Bunları düşünürken kulübenin girişine varmıştım bile.Son bir kez kulübeye baktım ve bu bana oradaki çileklerin ne kadar güzel olabileceğini hatırlattı.Ve kulübemden çıktım.Sanırım biraz yaramazlık yapmak herkesin hakkıydı.Tarlalara doğru ilerlemeye başladım.Neyse ki herkes kendi derdiyle meşguldü.Kimse fark bile etmeyecekti.
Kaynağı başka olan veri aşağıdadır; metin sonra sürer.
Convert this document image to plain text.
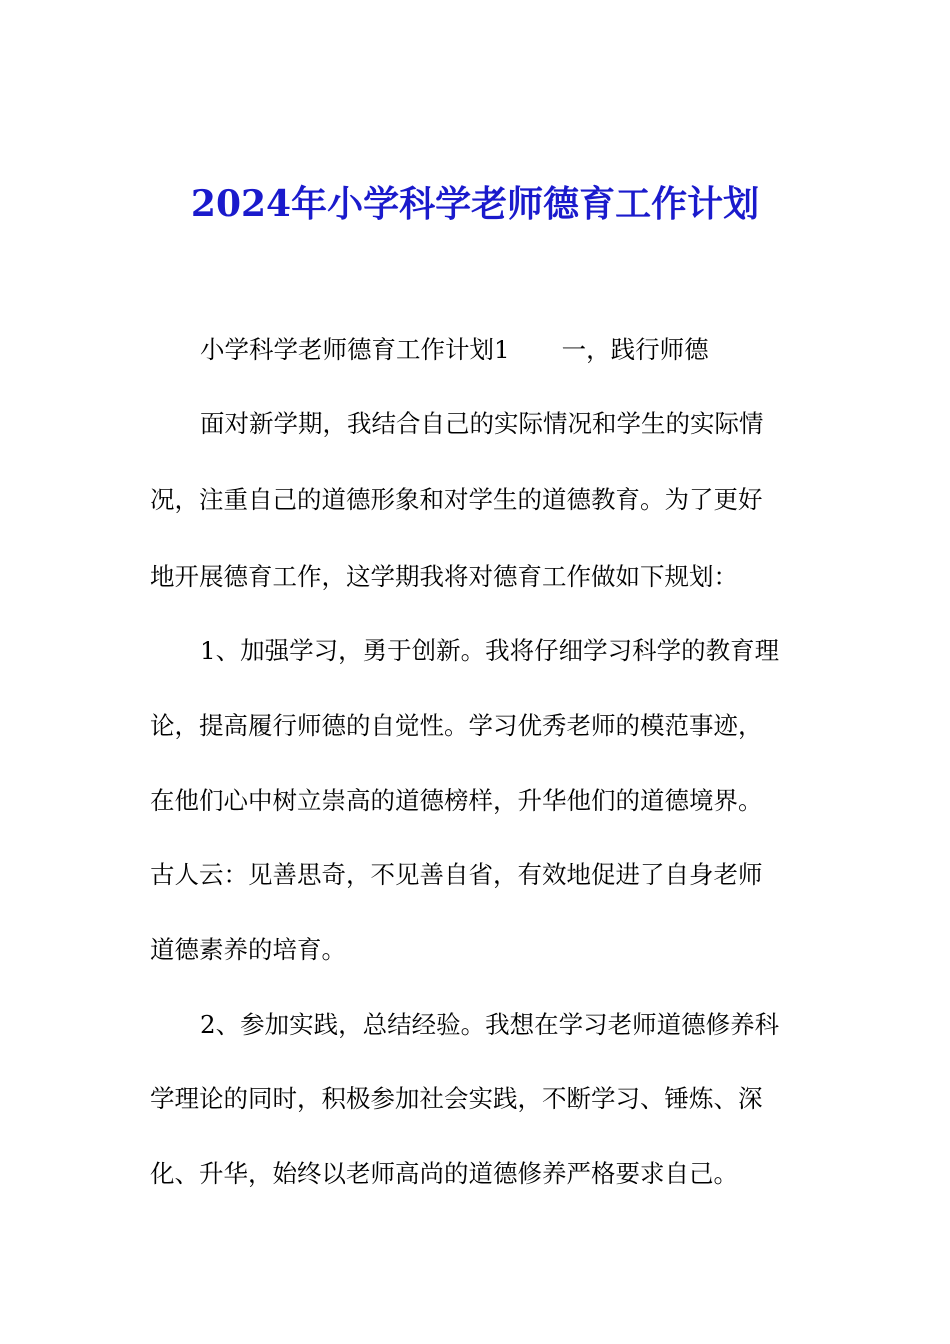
2024年小学科学老师德育工作计划
小学科学老师德育工作计划1 一，践行师德
面对新学期，我结合自己的实际情况和学生的实际情
况，注重自己的道德形象和对学生的道德教育。为了更好
地开展德育工作，这学期我将对德育工作做如下规划：
1、加强学习，勇于创新。我将仔细学习科学的教育理
论，提高履行师德的自觉性。学习优秀老师的模范事迹，
在他们心中树立崇高的道德榜样，升华他们的道德境界。
古人云：见善思奇，不见善自省，有效地促进了自身老师
道德素养的培育。
2、参加实践，总结经验。我想在学习老师道德修养科
学理论的同时，积极参加社会实践，不断学习、锤炼、深
化、升华，始终以老师高尚的道德修养严格要求自己。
"Merhaba Ay!!" Sesle birlikte korkuyla omuzlarımı yukarı kaldırdım ve gözlerimi sıkıca kapattım.Daha sonra rahat bir nefes alabildim,gelen Aly'ydi.
"Ah,merhaba Aly."dedim.Bana göz kırptı ve gitti.Şimdi daha hızlı adımlarla ilerliyordum.Yaklaştıkça bu fikir giderek daha korkunç bir hal alıyordu ama ne yazık ki çilekler beni kendine çekiyordu.Göz açıp kapayana kadar tarladaydım.Çilekler çok güzel kokuyordu.Dayanamadım ve eğildim.Bir dala doğru elimi uzattım ama elim başka bir ele dokundu.Korkuyla elimi çektim.